The discovery of a bistability led us to propose:
1. The theory that the pathogenic mechanism for Parkinson's disease is a neurochemical switch mechanism activated by PD risk factors.
2. That dynamics of switching of a neuronal compartment to the toxic state at one particular point in the nervous system creates a wave mechanism that allows Parkinsonian damage to propagate through the brain that is consistent with current medical understanding. We close by reviewing current work on the PD propagation mechanism, and our views on directions disease research – current and future.

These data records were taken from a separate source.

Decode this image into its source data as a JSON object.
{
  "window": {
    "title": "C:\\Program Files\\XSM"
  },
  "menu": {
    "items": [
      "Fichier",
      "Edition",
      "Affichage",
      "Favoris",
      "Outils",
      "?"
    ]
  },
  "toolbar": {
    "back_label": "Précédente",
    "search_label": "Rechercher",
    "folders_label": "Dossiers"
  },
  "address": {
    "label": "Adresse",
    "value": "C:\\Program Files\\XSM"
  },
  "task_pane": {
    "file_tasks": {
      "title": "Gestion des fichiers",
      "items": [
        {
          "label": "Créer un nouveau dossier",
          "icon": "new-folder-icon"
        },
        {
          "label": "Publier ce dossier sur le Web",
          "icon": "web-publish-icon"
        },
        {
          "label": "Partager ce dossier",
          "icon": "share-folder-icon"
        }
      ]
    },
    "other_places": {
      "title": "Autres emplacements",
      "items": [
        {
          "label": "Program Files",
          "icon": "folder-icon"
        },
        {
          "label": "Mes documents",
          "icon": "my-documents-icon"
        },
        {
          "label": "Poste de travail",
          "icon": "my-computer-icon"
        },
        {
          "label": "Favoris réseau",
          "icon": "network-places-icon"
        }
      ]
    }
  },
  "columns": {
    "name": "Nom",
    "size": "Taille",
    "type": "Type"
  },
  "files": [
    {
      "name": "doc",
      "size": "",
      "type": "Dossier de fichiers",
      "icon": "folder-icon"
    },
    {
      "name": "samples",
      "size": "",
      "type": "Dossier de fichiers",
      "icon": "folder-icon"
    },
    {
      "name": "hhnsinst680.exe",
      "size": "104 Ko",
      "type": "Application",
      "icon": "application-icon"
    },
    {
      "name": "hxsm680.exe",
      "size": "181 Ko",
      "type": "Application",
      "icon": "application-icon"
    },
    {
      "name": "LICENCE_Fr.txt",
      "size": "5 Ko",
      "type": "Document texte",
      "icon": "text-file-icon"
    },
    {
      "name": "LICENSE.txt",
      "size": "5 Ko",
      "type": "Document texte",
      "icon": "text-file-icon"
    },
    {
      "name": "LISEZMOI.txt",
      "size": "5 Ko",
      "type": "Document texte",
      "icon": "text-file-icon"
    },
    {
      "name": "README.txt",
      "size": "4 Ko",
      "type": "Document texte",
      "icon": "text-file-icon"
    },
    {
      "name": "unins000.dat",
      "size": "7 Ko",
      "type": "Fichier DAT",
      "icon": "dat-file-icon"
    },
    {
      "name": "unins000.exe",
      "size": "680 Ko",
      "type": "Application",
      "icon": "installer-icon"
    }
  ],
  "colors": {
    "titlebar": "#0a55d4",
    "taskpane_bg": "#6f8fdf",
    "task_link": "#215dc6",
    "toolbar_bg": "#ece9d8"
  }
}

Stability and String Stability of Formation Control Architectures for Vehicle Platooning
TITLE: Stability and String Stability of Formation Control Architectures for Vehicle Platooning
SPEAKER: Mr. Andres Peters, Maynooth University
ABSTRACT:
In this talk we present theoretical results involving the stability and string stability of certain types of formation control architectures for platooning. In particular we consider a string of vehicles traveling in a straight line. Each vehicle is equipped with controllers and provided with measurements of possibly several other members of the string. We consider cases where the dynamical properties of the formation control architecture are affected by specific design choices. For example, the interconnection topology, the inter-vehicle spacing policy or the communication used within the vehicle string.
Recent advances on Input-to-State Stability Theory: From global to almost global ... and back.

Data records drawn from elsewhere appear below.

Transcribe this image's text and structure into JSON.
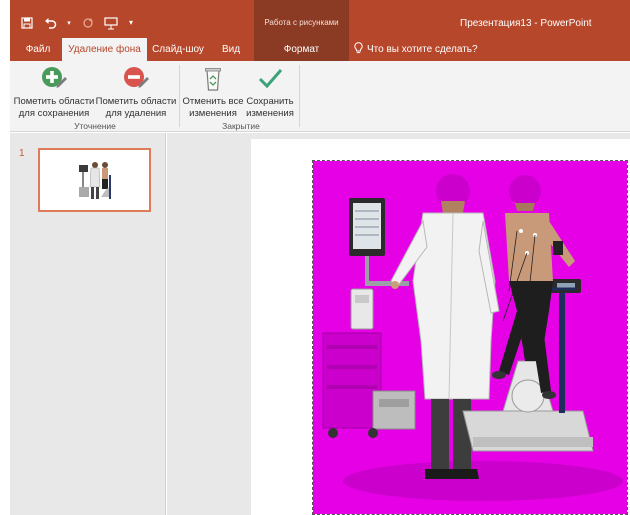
{
  "window": {
    "contextual_group": "Работа с рисунками",
    "document_title": "Презентация13  -  PowerPoint"
  },
  "quick_access": [
    "save-icon",
    "undo-icon",
    "undo-dropdown-icon",
    "redo-icon",
    "present-from-start-icon",
    "customize-qat-icon"
  ],
  "tabs": [
    {
      "label": "Файл"
    },
    {
      "label": "Удаление фона"
    },
    {
      "label": "Слайд-шоу"
    },
    {
      "label": "Вид"
    },
    {
      "label": "Формат"
    }
  ],
  "tell_me": {
    "label": "Что вы хотите сделать?"
  },
  "ribbon": {
    "groups": [
      {
        "label": "Уточнение",
        "buttons": [
          {
            "line1": "Пометить области",
            "line2": "для сохранения"
          },
          {
            "line1": "Пометить области",
            "line2": "для удаления"
          }
        ]
      },
      {
        "label": "Закрытие",
        "buttons": [
          {
            "line1": "Отменить все",
            "line2": "изменения"
          },
          {
            "line1": "Сохранить",
            "line2": "изменения"
          }
        ]
      }
    ]
  },
  "slides_pane": {
    "slide_number": "1"
  },
  "colors": {
    "ribbon_accent": "#b7472a",
    "contextual_tab": "#8b3a23",
    "removal_overlay": "#e600e6",
    "keep_icon": "#4a9a5c",
    "remove_icon": "#d9534f",
    "save_check": "#3aa37a"
  }
}
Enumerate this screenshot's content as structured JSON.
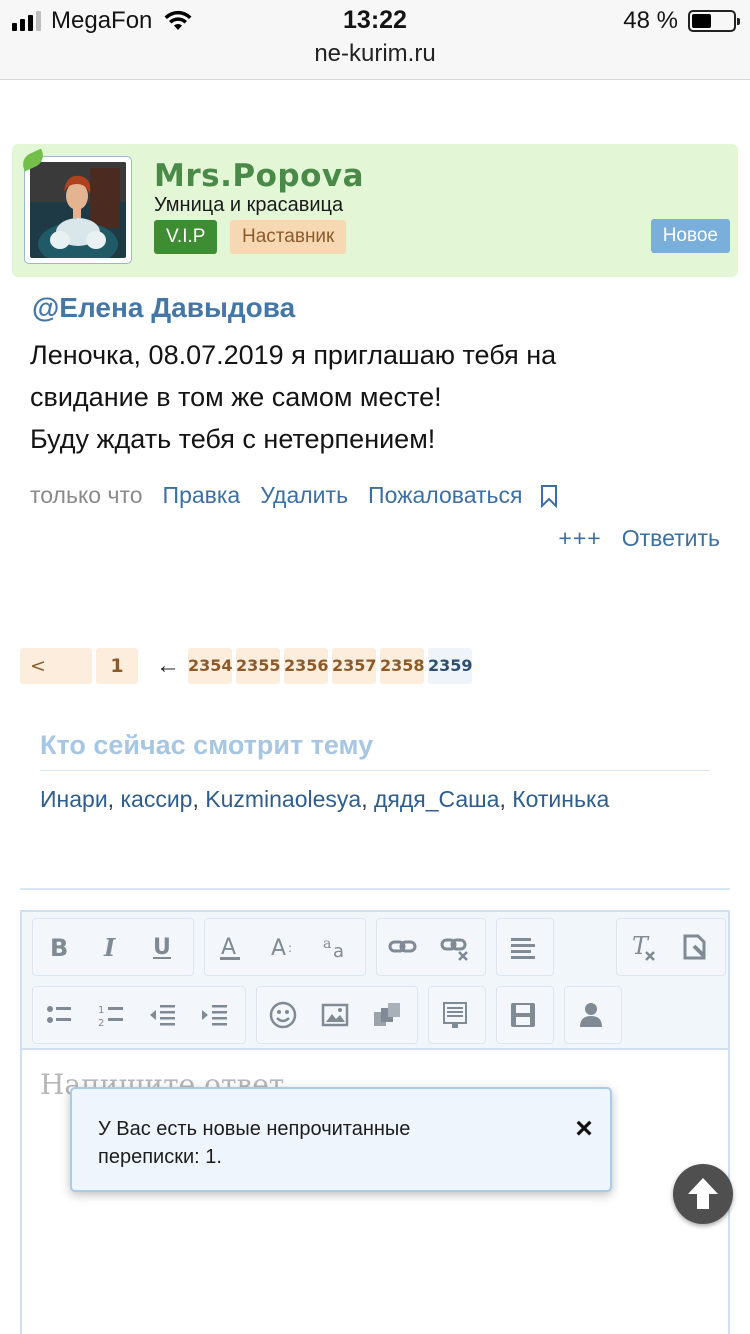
{
  "status_bar": {
    "carrier": "MegaFon",
    "time": "13:22",
    "url": "ne-kurim.ru",
    "battery_text": "48 %",
    "battery_level": 0.48
  },
  "post": {
    "username": "Mrs.Popova",
    "user_title": "Умница и красавица",
    "badge_vip": "V.I.P",
    "badge_mentor": "Наставник",
    "badge_new": "Новое",
    "mention": "@Елена Давыдова",
    "message_lines": [
      "Леночка, 08.07.2019 я приглашаю тебя на",
      "свидание в том же самом месте!",
      "Буду ждать тебя с нетерпением!"
    ],
    "timestamp": "только что",
    "actions": {
      "edit": "Правка",
      "delete": "Удалить",
      "report": "Пожаловаться"
    },
    "plus": "+++",
    "reply": "Ответить"
  },
  "pagination": {
    "prev": "<",
    "first": "1",
    "arrow": "←",
    "pages": [
      "2354",
      "2355",
      "2356",
      "2357",
      "2358",
      "2359"
    ],
    "current": "2359"
  },
  "viewers": {
    "title": "Кто сейчас смотрит тему",
    "names": [
      "Инари",
      "кассир",
      "Kuzminaolesya",
      "дядя_Саша",
      "Котинька"
    ],
    "separator": ", "
  },
  "editor": {
    "placeholder": "Напишите ответ...",
    "toolbar_row1": [
      "bold-icon",
      "italic-icon",
      "underline-icon",
      "text-color-icon",
      "font-size-icon",
      "font-family-icon",
      "link-icon",
      "unlink-icon",
      "align-icon",
      "remove-format-icon",
      "source-icon"
    ],
    "toolbar_row2": [
      "bulleted-list-icon",
      "numbered-list-icon",
      "outdent-icon",
      "indent-icon",
      "smiley-icon",
      "image-icon",
      "media-icon",
      "template-icon",
      "save-draft-icon",
      "user-icon"
    ]
  },
  "notice": {
    "line1": "У Вас есть новые непрочитанные",
    "line2": "переписки: 1.",
    "close": "×"
  },
  "colors": {
    "card_bg": "#e3f7d7",
    "username": "#4a8a49",
    "link": "#3d6fa0",
    "vip": "#3e8d33",
    "mentor_bg": "#f6d9b2",
    "new_bg": "#7aaedb",
    "pager_bg": "#fdeddc"
  }
}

TITLE: Recent advances on Input-to-State Stability Theory: From global to almost global ... and back.
SPEAKER: Dr. David Angeli, Imperial College London
ABSTRACT:
Input-to-State Stability is a well-known and studied approach to formulate external and internal stability properties for nonlinear systems subject to exogenous disturbances. While its original formulation apparently allows to quantify and qualify set-stability notions, it turns out that topological obstructions to global stability basically only allow its direct application to the case of systems with a unique GAS equilibrium (or an invariant neighborhood of it). A first attempt to remove these limitations and include oscillators, multi-stable systems and other complex phenomena within the ISS framework has been to allow for almost global stability notions. Only sufficient characterizations of such notions however have been derived throughout the years.
We will review some of them and show how, more recently, a surprisingly different approach still insisting on global notions but relaxing the Lyapunov stability requirement has resulted in a very natural extension to ISS theory which allows for Lyapunov necessary and sufficient characterizations.

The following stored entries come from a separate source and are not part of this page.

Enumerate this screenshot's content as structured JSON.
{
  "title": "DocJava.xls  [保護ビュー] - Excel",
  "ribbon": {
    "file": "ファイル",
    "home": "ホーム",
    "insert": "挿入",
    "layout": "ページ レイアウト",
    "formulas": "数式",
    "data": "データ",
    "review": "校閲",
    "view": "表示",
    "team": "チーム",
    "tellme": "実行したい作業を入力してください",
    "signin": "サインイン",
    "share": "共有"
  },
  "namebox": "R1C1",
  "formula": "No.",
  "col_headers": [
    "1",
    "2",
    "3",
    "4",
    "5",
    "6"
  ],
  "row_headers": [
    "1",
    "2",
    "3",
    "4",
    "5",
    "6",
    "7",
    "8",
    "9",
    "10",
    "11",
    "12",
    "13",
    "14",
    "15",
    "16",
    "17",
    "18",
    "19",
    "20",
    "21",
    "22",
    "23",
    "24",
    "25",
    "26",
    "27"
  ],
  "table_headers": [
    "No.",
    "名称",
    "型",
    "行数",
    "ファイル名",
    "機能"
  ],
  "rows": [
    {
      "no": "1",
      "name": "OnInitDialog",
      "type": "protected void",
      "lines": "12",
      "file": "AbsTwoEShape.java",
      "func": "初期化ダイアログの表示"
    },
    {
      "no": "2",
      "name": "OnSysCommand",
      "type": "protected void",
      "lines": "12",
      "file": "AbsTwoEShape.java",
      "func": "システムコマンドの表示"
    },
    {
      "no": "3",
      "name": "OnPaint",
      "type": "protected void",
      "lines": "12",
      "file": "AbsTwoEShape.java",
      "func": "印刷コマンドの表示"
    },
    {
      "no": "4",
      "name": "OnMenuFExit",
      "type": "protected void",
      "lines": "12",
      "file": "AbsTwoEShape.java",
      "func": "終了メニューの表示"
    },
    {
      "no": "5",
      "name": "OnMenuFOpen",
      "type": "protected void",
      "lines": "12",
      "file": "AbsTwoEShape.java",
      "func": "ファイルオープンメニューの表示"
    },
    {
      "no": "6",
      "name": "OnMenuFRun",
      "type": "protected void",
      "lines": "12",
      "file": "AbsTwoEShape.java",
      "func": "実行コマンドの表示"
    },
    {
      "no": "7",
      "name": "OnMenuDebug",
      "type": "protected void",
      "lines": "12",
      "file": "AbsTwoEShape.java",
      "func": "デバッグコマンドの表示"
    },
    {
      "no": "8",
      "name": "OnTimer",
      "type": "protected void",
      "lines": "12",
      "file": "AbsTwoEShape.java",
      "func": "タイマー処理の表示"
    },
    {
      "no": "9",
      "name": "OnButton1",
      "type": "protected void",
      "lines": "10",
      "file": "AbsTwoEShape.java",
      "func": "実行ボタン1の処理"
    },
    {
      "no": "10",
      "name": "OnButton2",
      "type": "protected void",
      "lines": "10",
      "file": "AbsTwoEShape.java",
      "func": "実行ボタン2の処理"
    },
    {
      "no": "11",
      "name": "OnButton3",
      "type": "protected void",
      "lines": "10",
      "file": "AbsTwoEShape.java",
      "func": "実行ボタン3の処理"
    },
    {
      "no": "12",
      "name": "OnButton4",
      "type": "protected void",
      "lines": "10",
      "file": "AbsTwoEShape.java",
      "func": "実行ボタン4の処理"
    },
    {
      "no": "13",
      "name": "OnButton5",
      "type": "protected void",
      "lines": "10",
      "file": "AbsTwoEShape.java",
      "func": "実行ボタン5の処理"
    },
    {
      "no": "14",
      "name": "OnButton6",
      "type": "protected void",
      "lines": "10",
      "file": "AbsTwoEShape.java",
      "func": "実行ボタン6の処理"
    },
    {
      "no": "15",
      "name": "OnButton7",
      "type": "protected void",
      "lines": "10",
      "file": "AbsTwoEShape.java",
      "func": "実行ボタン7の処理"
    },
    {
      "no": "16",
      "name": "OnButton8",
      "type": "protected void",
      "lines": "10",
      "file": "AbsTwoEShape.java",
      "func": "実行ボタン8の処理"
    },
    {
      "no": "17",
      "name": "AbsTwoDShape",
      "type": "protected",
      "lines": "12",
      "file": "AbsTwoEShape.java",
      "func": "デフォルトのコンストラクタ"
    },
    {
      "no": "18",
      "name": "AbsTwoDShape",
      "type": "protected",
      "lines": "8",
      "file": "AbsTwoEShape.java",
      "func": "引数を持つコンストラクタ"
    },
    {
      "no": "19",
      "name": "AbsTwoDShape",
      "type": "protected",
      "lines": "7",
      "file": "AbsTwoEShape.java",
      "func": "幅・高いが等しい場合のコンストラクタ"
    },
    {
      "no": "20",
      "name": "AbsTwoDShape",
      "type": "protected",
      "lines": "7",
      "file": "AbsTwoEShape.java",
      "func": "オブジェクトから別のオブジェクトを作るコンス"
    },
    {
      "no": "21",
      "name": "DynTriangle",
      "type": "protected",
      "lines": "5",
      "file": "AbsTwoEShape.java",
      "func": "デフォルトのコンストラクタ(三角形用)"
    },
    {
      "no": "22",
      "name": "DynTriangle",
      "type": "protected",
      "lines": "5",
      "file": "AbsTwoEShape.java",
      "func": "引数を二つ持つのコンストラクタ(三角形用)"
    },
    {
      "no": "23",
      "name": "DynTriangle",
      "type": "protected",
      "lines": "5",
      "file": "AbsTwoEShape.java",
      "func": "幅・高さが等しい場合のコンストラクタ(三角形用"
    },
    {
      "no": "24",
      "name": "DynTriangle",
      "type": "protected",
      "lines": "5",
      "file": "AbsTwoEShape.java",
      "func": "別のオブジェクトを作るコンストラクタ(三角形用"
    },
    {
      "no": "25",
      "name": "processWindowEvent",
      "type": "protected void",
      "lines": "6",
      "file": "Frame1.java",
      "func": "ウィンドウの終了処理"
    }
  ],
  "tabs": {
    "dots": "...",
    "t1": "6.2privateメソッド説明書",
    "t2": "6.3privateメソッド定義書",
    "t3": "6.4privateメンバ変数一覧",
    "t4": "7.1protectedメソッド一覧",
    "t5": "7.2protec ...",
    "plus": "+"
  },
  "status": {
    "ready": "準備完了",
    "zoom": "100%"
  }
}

Diffusive systems and their properties
TITLE: Diffusive systems and their properties
SPEAKER: Prof. Jonathan Partington, University of Leeds
Joint work with: Aolo Bashar Abusaksaka
ABSTRACT:
Diffusive systems are linear time-invariant systems for which the impulse response can be expressed as a Laplace transform. They were much studied by Montseny, who realized them in terms of the heat equation. We present some of their analytical properties, including results on approximation by finite-dimensional systems (model reduction). Some generalizations of diffusive systems are also discussed.